Ellos escogieron darle alimento a su espíritu, a sabiendas de que «La lectura está en la base de la cultura», como recientemente afirmara el ministro de Cultura, Abel Prieto, quien, a propósito del tema, abundó en que hoy se subvencionan más libros que antes, atendiendo a lo costoso de las materias primas.

Los jóvenes lectores son los convencidos de que, en medio de la chatarra seudocultural que abunda en soportes digitales a modo de audiovisuales, pueden encontrar en las páginas de un libro, en cualquiera de sus posibles formatos, no solo verdades que les harán más libres, sino también el incomparable disfrute de adentrarse en vidas y mundos, reales o de ficción, con la imaginación y la creatividad como intermediarios.

La motivación de los jóvenes cubanos que tienen entre sus hábitos y preferencias la lectura va de la mano de las ansias de superación y del respeto a sí mismos. Ellos saben que las ideas y el saber los hacen más valiosos que llevar unas zapatillas de marca o la billetera abultada proa a una popular discoteca o como anzuelo para una conquista.
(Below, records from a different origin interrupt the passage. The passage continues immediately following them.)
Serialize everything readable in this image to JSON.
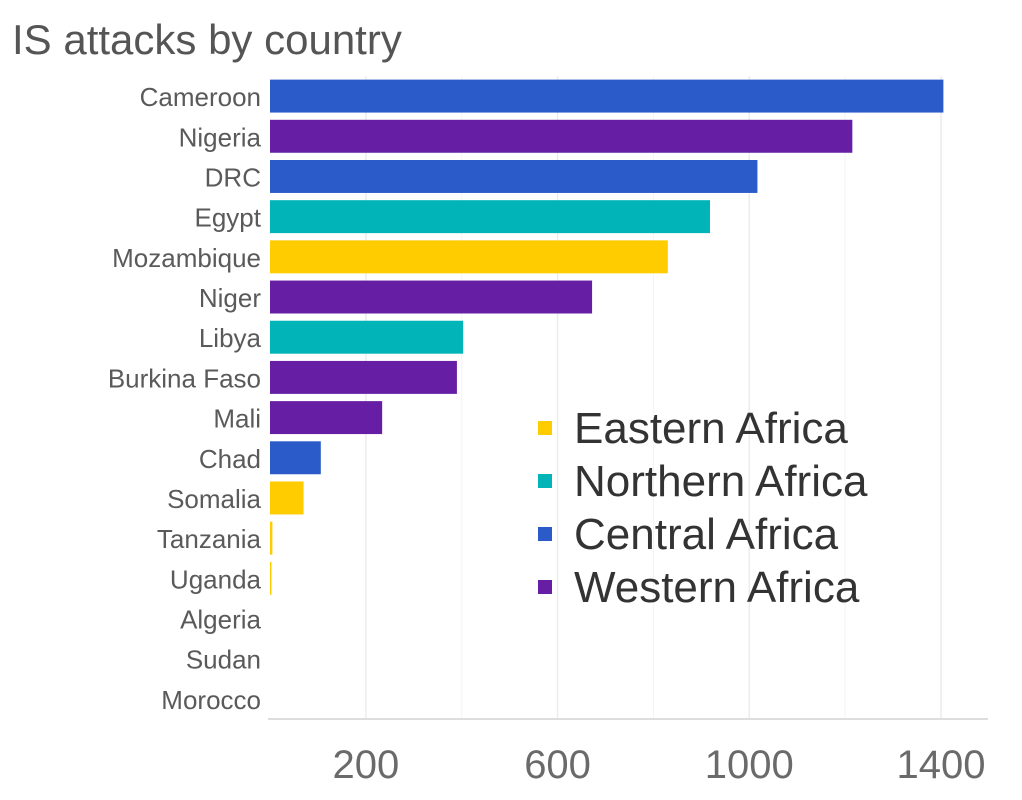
{
  "chart_data": {
    "type": "bar",
    "orientation": "horizontal",
    "title": "IS attacks by country",
    "xlabel": "",
    "ylabel": "",
    "xlim": [
      0,
      1500
    ],
    "x_ticks": [
      200,
      600,
      1000,
      1400
    ],
    "grid": true,
    "legend_position": "center-right",
    "categories": [
      "Cameroon",
      "Nigeria",
      "DRC",
      "Egypt",
      "Mozambique",
      "Niger",
      "Libya",
      "Burkina Faso",
      "Mali",
      "Chad",
      "Somalia",
      "Tanzania",
      "Uganda",
      "Algeria",
      "Sudan",
      "Morocco"
    ],
    "values": [
      1405,
      1215,
      1017,
      918,
      830,
      672,
      403,
      390,
      234,
      106,
      70,
      5,
      3,
      0,
      0,
      0
    ],
    "regions": [
      "Central Africa",
      "Western Africa",
      "Central Africa",
      "Northern Africa",
      "Eastern Africa",
      "Western Africa",
      "Northern Africa",
      "Western Africa",
      "Western Africa",
      "Central Africa",
      "Eastern Africa",
      "Eastern Africa",
      "Eastern Africa",
      "Northern Africa",
      "Northern Africa",
      "Northern Africa"
    ],
    "legend": [
      {
        "name": "Eastern Africa",
        "color": "#ffcc00"
      },
      {
        "name": "Northern Africa",
        "color": "#00b4b8"
      },
      {
        "name": "Central Africa",
        "color": "#2b5bc8"
      },
      {
        "name": "Western Africa",
        "color": "#661fa4"
      }
    ]
  }
}
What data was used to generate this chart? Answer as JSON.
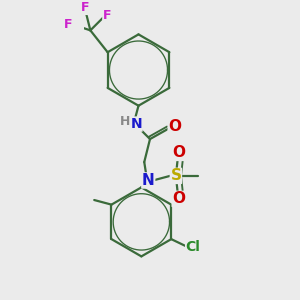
{
  "background_color": "#ebebeb",
  "bond_color": "#3a6a3a",
  "bond_width": 1.6,
  "atom_colors": {
    "N": "#1a1acc",
    "O": "#cc0000",
    "S": "#bbaa00",
    "Cl": "#2a8a2a",
    "F": "#cc22cc",
    "C": "#3a6a3a",
    "H": "#888888"
  },
  "font_size": 10,
  "fig_size": [
    3.0,
    3.0
  ],
  "dpi": 100
}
Se aferran a ese convencimiento, y lo defienden con su cotidiano volver al libro, aunque hoy, lamentablemente, no sean pocos quienes valoran más la riqueza que se lleva en las billeteras que la que va en las cabezas.

Esos jóvenes lectores, como tendencia, son también los que siguen apostando por seguir estudiando, ya sea en la universidad o en otra alternativa educacional, porque saben que, más temprano que tarde —y eso también lo leyeron en los libros—, quien más sepa, el más culto, el mejor preparado, deberá ocupar los espacios más altos de la pirámide social, aunque hoy esta ande trastocada y el que tiene se encuentra a veces ocupando espacios que le corresponden al que vale por lo que es.

Claro, se habla aquí de leer por el gusto de hacerlo y no por obligación, por un deber escolar o para quedar bien con alguien, pues solo por voluntad personal puede llegarse a lo enunciado por la antropóloga francesa Michèle Petit, destacada investigadora del ámbito de la lectura infantil y juvenil, cuando comenta sobre el papel que tiene leer en la construcción de uno mismo, y resalta lo notorio que es ese papel en la juventud. La lectura puede abrir posibilidades para elaborar un mundo propio o dar forma a la existencia, indica.

Es verdad que leer es un acto solitario y tal vez por eso haya quienes generalicen al afirmar que los jóvenes no leen, porque, desde una visión estereotipada, asocian juventud exclusivamente con la algarabía y la «manada». Pero, al hacerlo, están invisibilizando a aquellos muchachos y muchachas que, aun gustando de fiestas, de ser parte de un grupo, también disfrutan del placer de estar a solas con un libro.

Invisibilizan a esos que sí compran libros para leerlos y no por «el figura'o» o porque hacerlo es «lo que toca» en tal o cual momento. Ignorar a esos jóvenes, ahora que, al menos en La Habana, concluyó la Feria del Libro, sería no hacerles justicia, desconocer que ellos siguen votando porque a cabeza llena, corazón contento, y con alas.